Tuning the Electrical and Optical Properties of MoS$_2$ under High Pressure

Transition metal dichalcogenides (TMDCs), such as molybdenum disulfide (MoS$_2$), has been of recent interest to many theoretical and experimental studies. MoS$_2$ has served as a potential material for optoelectronic and field-effect-transistors (FETs) with high on/off ratios (up to 10$^8$). MoS$_2$ is composed of quasi-two-dimensional sheets that are stacked on top of one another where each monolayer is tri-layered with a transition metal, molybdenum, in the middle that is covalently bonded to a chalcogen atom, sulfur, located on the top and bottom of the layers. These layers are separated by weak van der Waals (vdW) forces along the c-axis which makes the properties of MoS$_2$ anisotropic. Having control over the electronic properties, and therefore, the band-gap of MoS$_2$, allows for a wide range of applications from electrochemical devices to tunable photo-detectors to be adopted.
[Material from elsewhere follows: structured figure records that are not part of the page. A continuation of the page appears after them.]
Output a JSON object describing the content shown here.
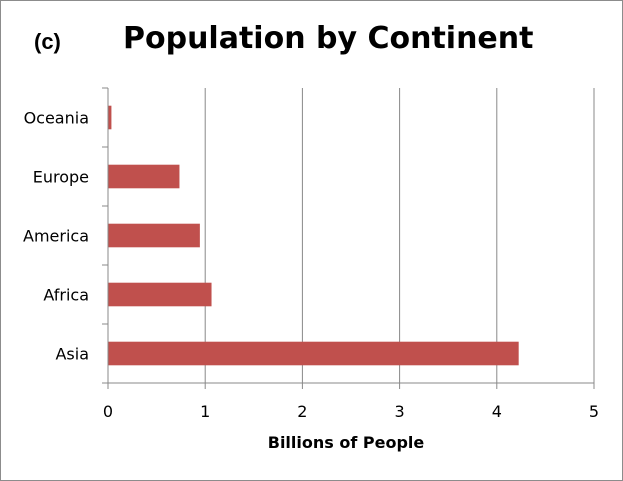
{
  "chart_data": {
    "type": "bar",
    "orientation": "horizontal",
    "panel_label": "(c)",
    "title": "Population by Continent",
    "categories": [
      "Oceania",
      "Europe",
      "America",
      "Africa",
      "Asia"
    ],
    "values": [
      0.03,
      0.73,
      0.94,
      1.06,
      4.22
    ],
    "xlabel": "Billions of People",
    "ylabel": "",
    "xlim": [
      0,
      5
    ],
    "xticks": [
      "0",
      "1",
      "2",
      "3",
      "4",
      "5"
    ],
    "grid": "vertical",
    "bar_color": "#c0504d",
    "legend": "none"
  }
}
We demonstrate the electronic phase transition of MoS$_2$ from semiconducting to a metallic state at $\sim$15GPa. The electronic transport properties in the semiconducting region (lower pressures) exhibits a shockley-like behavior while in the metallic region (higher pressures), we observe ohmic transport. We also examine the light-induced electronic properties by creating optical switches under pressure in greater detail. This photo-current behavior of MoS$_2$ allows for optical switches with three order decrease in turn-on time. We examine the change in the activation energy, optical Raman, XRD, and resistance, by inducing pressure to MoS$_2$ up to 35 GPa.